2024 the commission for art of Eberhard Karls University Tübingen, Germany commissioned the official portrait of University President Prof. Dr. Dr. h.c. Bernd Engler for Universities official Gallery, one of the oldest and biggest in the world. Prof. Dr. h.c. mult. Reinhold Würth, patron of arts, supported generously the commission now on display in the show of the University museum.

== Appearances ==
- In 2004/2005, Pironti took part in the final of the Italian TV talent show Amici.
- In 2005, he produced and choreographed the dance show Collezione Privata in Rome, in which he also appeared as a dancer.
- In 2006, he appeared in the Italian film Passo a due.
- In 2007/2008, he played Pollo in the musical production Three Steps Above Heaven by Palazzo Irreale.
- In 2008/2009, he played Peter Pan in Peter Pan The Musical by Teatro delle Erbe.
- In 2009/2010, Pironti was Mungo Jerry in the musical Cats by Compagnia della Rancia.
- In 2010/2011, he played Jimmy Kaminsky in the musical Flashdance by Stage Entertainment.
- In 2011/2012, he was TJ in the musical Sister Act by Stage Entertainment.
- In 2012/2013, he played Bobby C. in the musical Saturday Night Fever by Stage Entertainment.
- In 2014/2015, he was a performer in Best of Musical by Stage Entertainment and Christian in the musical Come E&O,è tutto uno show by Nito Production, as well as in the TV show Chance as singer and dancer on the Italian Agon Channel.
- In 2015/2016/2017 Pironti was Terk in Disney's Musical Tarzan by Stage Entertainment in Stuttgart and Oberhausen, Germany.
- In 2019 Pironti was portrayed as a painter in the TV production Portrait of an Artist from Lonelyleap Film on BBC World News and Amazon Prime.
- In 2020 The Times presented in first publication his portrait of Mafalda of Hesse in print and online on the occasion of the Royal Society of Portrait Painters annual exhibition in The Mall Galleries, London.

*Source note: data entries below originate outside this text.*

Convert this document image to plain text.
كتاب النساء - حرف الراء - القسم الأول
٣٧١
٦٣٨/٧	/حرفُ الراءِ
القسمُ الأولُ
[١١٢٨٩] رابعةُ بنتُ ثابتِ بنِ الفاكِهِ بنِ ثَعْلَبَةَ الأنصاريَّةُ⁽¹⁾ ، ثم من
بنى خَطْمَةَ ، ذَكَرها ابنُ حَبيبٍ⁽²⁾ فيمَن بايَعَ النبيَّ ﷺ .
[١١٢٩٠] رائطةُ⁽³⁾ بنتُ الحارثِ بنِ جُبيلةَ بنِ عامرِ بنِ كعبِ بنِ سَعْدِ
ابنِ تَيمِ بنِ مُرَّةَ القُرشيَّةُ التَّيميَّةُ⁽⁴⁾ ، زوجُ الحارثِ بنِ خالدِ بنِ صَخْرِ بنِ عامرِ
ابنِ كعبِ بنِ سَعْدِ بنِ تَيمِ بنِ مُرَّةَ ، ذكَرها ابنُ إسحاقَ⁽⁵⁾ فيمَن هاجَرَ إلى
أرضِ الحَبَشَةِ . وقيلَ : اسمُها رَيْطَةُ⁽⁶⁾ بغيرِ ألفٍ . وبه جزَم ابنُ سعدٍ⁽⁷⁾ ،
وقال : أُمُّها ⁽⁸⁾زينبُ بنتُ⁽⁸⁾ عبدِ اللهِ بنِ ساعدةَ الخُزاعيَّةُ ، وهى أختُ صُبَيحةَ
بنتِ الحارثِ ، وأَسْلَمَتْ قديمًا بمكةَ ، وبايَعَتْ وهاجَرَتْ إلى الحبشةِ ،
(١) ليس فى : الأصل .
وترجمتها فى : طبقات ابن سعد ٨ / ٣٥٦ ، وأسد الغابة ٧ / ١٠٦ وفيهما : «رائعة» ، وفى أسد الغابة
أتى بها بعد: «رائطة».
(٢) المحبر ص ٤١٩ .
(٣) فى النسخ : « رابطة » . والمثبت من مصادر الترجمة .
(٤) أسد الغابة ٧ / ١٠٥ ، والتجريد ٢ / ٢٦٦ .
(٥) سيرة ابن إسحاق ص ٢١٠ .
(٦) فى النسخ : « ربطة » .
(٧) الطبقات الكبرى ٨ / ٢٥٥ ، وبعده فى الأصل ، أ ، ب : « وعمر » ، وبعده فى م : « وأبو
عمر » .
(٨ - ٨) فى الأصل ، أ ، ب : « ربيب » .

- In 2022 Pironti took part in the documentary “Survivors: Portraits of the Holocaust” for BBC two and BBC World News.
- 2022 – TV Podcast talking about Pironti in programme „KUNSCHT“ titled "A painting for Prince Charles- the artist Massimiliano Pironti and his oil paintings" original title in German: Gemälde für Prinz Charles - der Stuttgarter Künstler Massimiliano Pironti und seine Ölporträts, broadcast from SWR, 3SAT, ARD in Germany
- 2023 – TV Podcast talking about Pironti in programme SWR Kultur titled "Portrait of grandmother: Massimiliano Pironti's Quo vadis? original title in German Porträt der Großmutter: Massimiliano Pirontis "Quo vadis?" broadcast from SWR, 3SAT, ARD in Germany
- 2023 – Cinema Documentary with Pironti participating "Peacebells for Europe" original title in German „Friedens Glocken für Europa“ from Dominik Wessely, TELLUX film. Massimiliano created and donated a symbol of peace for the Peacebells.

== Works ==
- In 2005, Massimiliano Pironti wrote, produced and choreographed the dance show Collezione Privata.
- The official portrait in oil of the former Master of the Dominican Order Carlos Azpiroz Costa OP, that hangs in the Dominican Museum in the Santa Sabina basilica in Rome, Italy.
- Oil on aluminium, title A throne in the West, part of the special exhibit BP Portrait Award 2018 in the National Portrait Gallery, London and from 13 March 2019 in The Gallery, Winchester.
- Oil on canvas, title D'après Albert Joseph Pénot pour les Ghost Riders du Dracula, 1000mmx600mm, since December 2018 in the Dracula Club (Cresta Run/ St. Moritz Celerina Olympic Bobrun) from Rolf Sachs in St. Moritz, Switzerland.
- Oil on aluminium, title Quo vadis?, part of the special exhibit BP Portrait Award 2019 in the National Portrait Gallery, London. Now part of the collection of Kunstmuseum Stuttgart in Germany
- Oil on aluminium, title Friedrich Hölderlin, 900 mm x 740 mm, part of the permanent collection in the Hölderlin Museum in Lauffen a. N. /Germany.
- Oil on aluminium, title Arek Hersh, 600 mm x 800 mm, part of the Royal Collection of the British royal family.
- Oil on aluminium, title Bernd Engler, 850mm x 600mm part of the permanent collection of the University museum, Tübingen, Germany.